For Poblador, the attributes include extensive knowledge of the law, thorough preparation, the ability to organise thoughts in an instant, and to articulate those thoughts clearly and logically. “I tend to believe that, to a degree, lawyers should already possess these attributes when we recruit them, which is why we recruit only the best students from the top law schools,” he observes. “These attributes are enhanced and developed by the training they receive in our firm, as they take part in the handling of actual cases, as team members, under the mentorship of the partners-in-charge.”

Since every case litigated is different, and each requires in-depth study to fully understand the industry, Kang highlights the specifics of the circumstances, dynamics between parties and so on. “It is a tiring occupation for a litigator to encounter new issues for every case, but also would be a pre-requisite to overcome the hardship and earn your clients’ trust,” he observes.

For Bull, integrity must be top of the list. “Judges are quick to discern which counsel they can trust,” he says. “Secondly, one has to have an unquenchable thirst for knowledge of the law and life.

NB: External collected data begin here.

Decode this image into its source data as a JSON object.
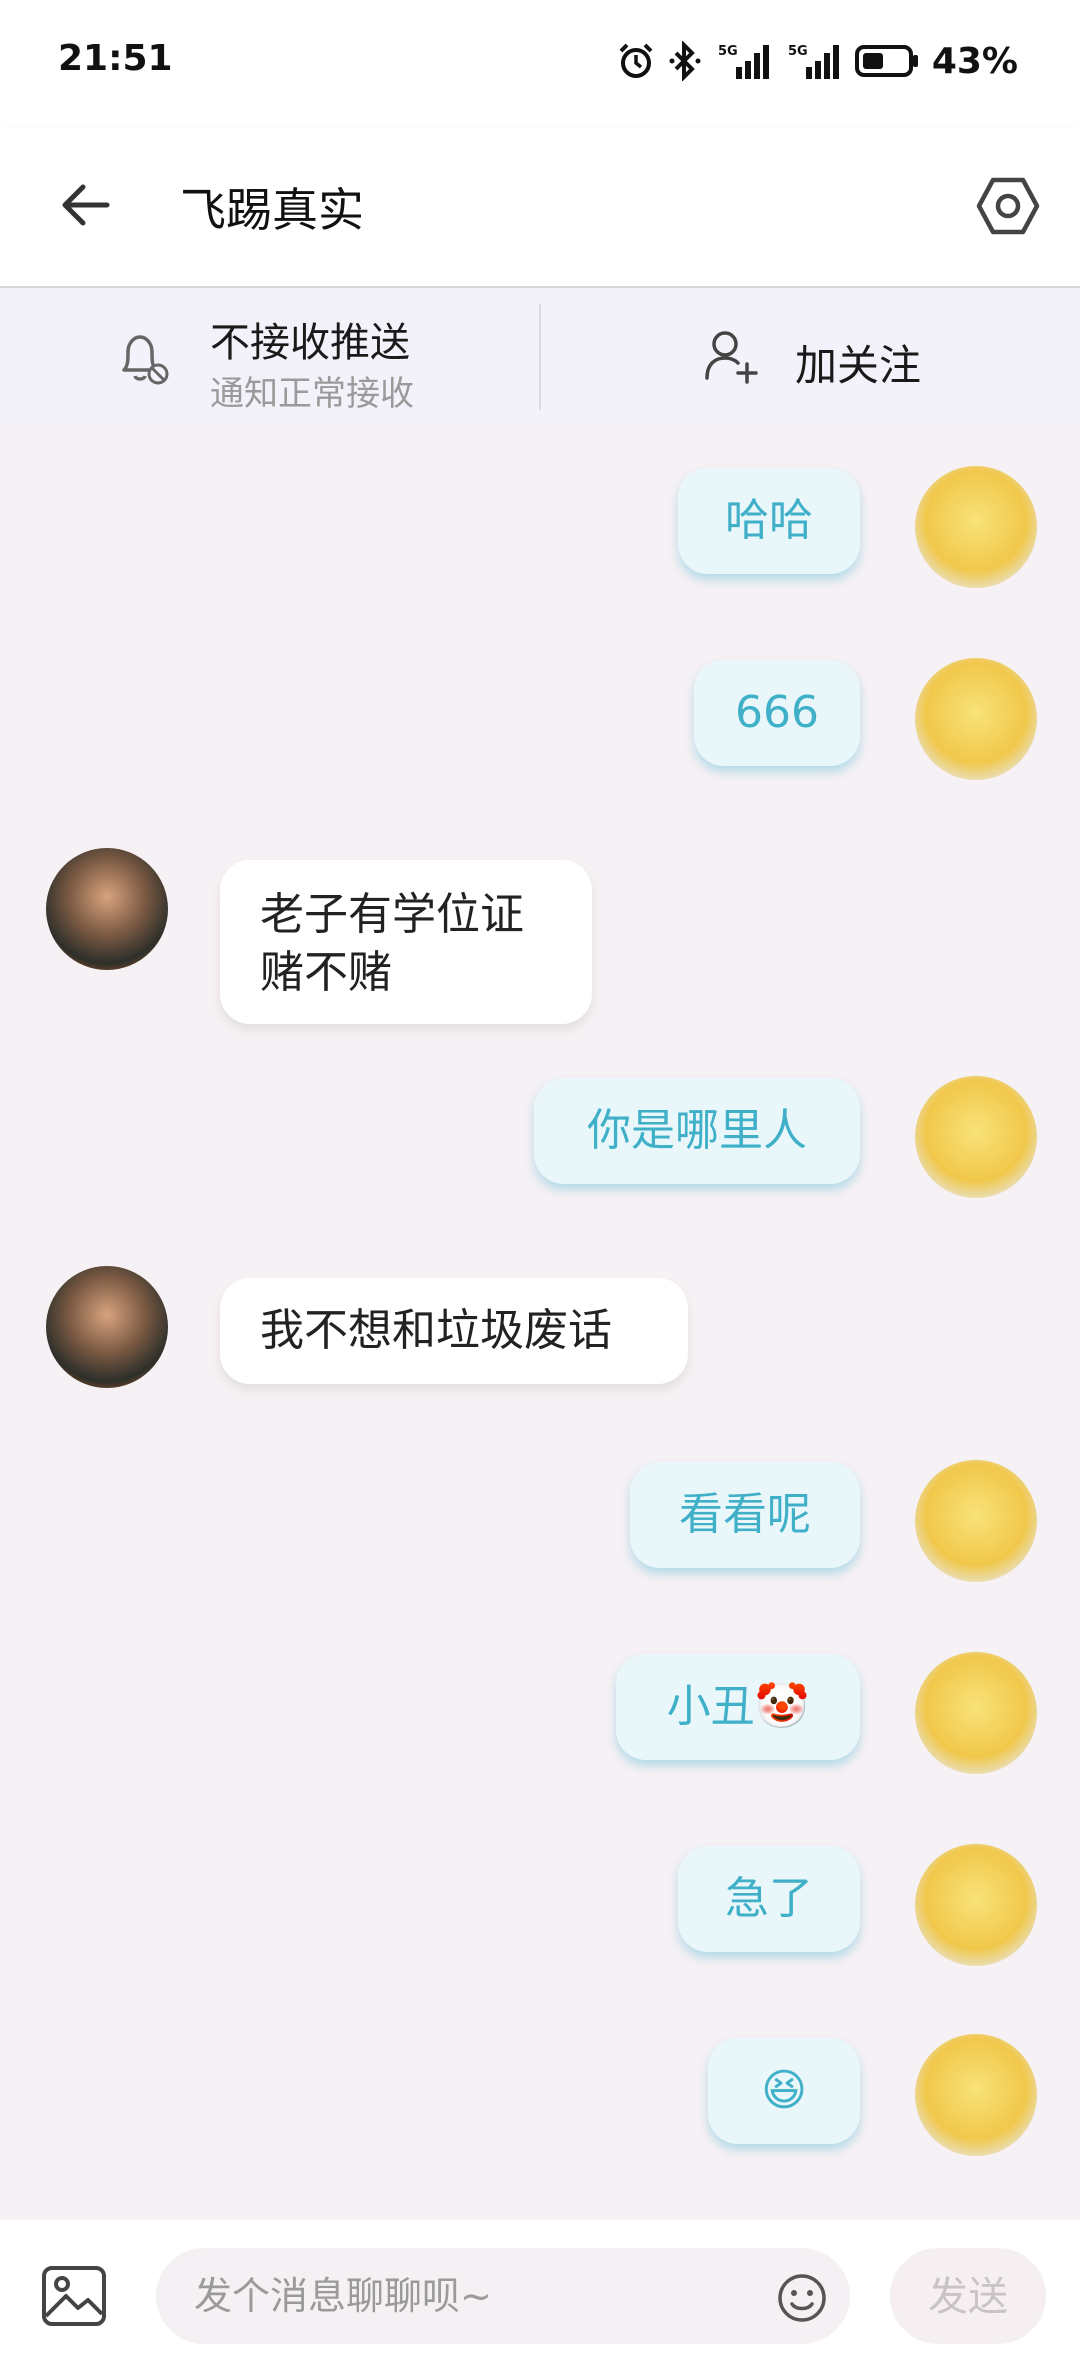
{
  "status_bar": {
    "time": "21:51",
    "battery": "43%",
    "icons": [
      "alarm-icon",
      "bluetooth-icon",
      "signal-5g-icon",
      "signal-5g-icon",
      "battery-icon"
    ]
  },
  "header": {
    "title": "飞踢真实",
    "back_icon": "arrow-left-icon",
    "settings_icon": "hexagon-settings-icon"
  },
  "actions": {
    "mute_title": "不接收推送",
    "mute_subtitle": "通知正常接收",
    "follow_label": "加关注"
  },
  "messages": [
    {
      "sender": "me",
      "text": "哈哈"
    },
    {
      "sender": "me",
      "text": "666"
    },
    {
      "sender": "other",
      "text": "老子有学位证\n赌不赌"
    },
    {
      "sender": "me",
      "text": "你是哪里人"
    },
    {
      "sender": "other",
      "text": "我不想和垃圾废话"
    },
    {
      "sender": "me",
      "text": "看看呢"
    },
    {
      "sender": "me",
      "text": "小丑🤡"
    },
    {
      "sender": "me",
      "text": "急了"
    },
    {
      "sender": "me",
      "text": "😆"
    }
  ],
  "input": {
    "placeholder": "发个消息聊聊呗~",
    "send_label": "发送"
  },
  "colors": {
    "my_bubble_bg": "#e9f7fb",
    "my_bubble_text": "#3fb0c8",
    "other_bubble_bg": "#ffffff",
    "chat_bg": "#f6f1f4"
  }
}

Legal knowledge is vital, but it must be married with a deep understanding of people, commerce, and cultures. Thirdly, one needs a good work ethic and a healthy appetite for a challenge. One should prepare thoroughly, speak clearly, listen carefully, and be tenacious. Much of this can be developed by firms which are interested in growing litigators as opposed to associates. I would much rather be accompanied in court by aspiring litigators than colleagues who do not picture themselves making the argument one day.”


The lawyers interviewed conclude with advice for aspiring young litigators looking to enter the profession today.

“Commit yourself to the process of becoming a great litigator. Let that be one of the most important things in your life so that you approach it with commitment and passion. Leave space for other things in your life, of course, but make this one of your top three priorities. Few people become great litigators accidentally.”

—Cavinder Bull SC, Drew & Napier

Says Bull: “Commit yourself to the process of becoming a great litigator. Let that be one of the most important things in your life so that you approach it with commitment and passion. Leave space for other things in your life, of course, but make this one of your top three priorities. Few people become great litigators accidentally.”

Kang says that it is important to remember that there is no such thing as a free lunch. “A well-set legal mind, devotion and perspiration are prerequisites, even in this online-focused world.”

Brandt notes that he has said countless times over the course of his career: “’You always meet someone more than once in this world!’ I am often confounded by this truism. Accordingly, on induction I always tell our younger members of the team to remember to treat people properly, courteously, respectfully and professionally, with the assumption that this is how they will remember you, and (hopefully) treat you, when you next collide!”

Meanwhile, Poblador often tells young lawyers entering litigation practice that what they should aspire for, mainly, is to handle their cases well, regardless of whether they win or lose. “The best lawyers build their reputations not only on how well they handled the cases that they won, but also on how well they handled the cases that they lost. Excellence is itself an objective to be achieved, regardless of the outcome,” he says.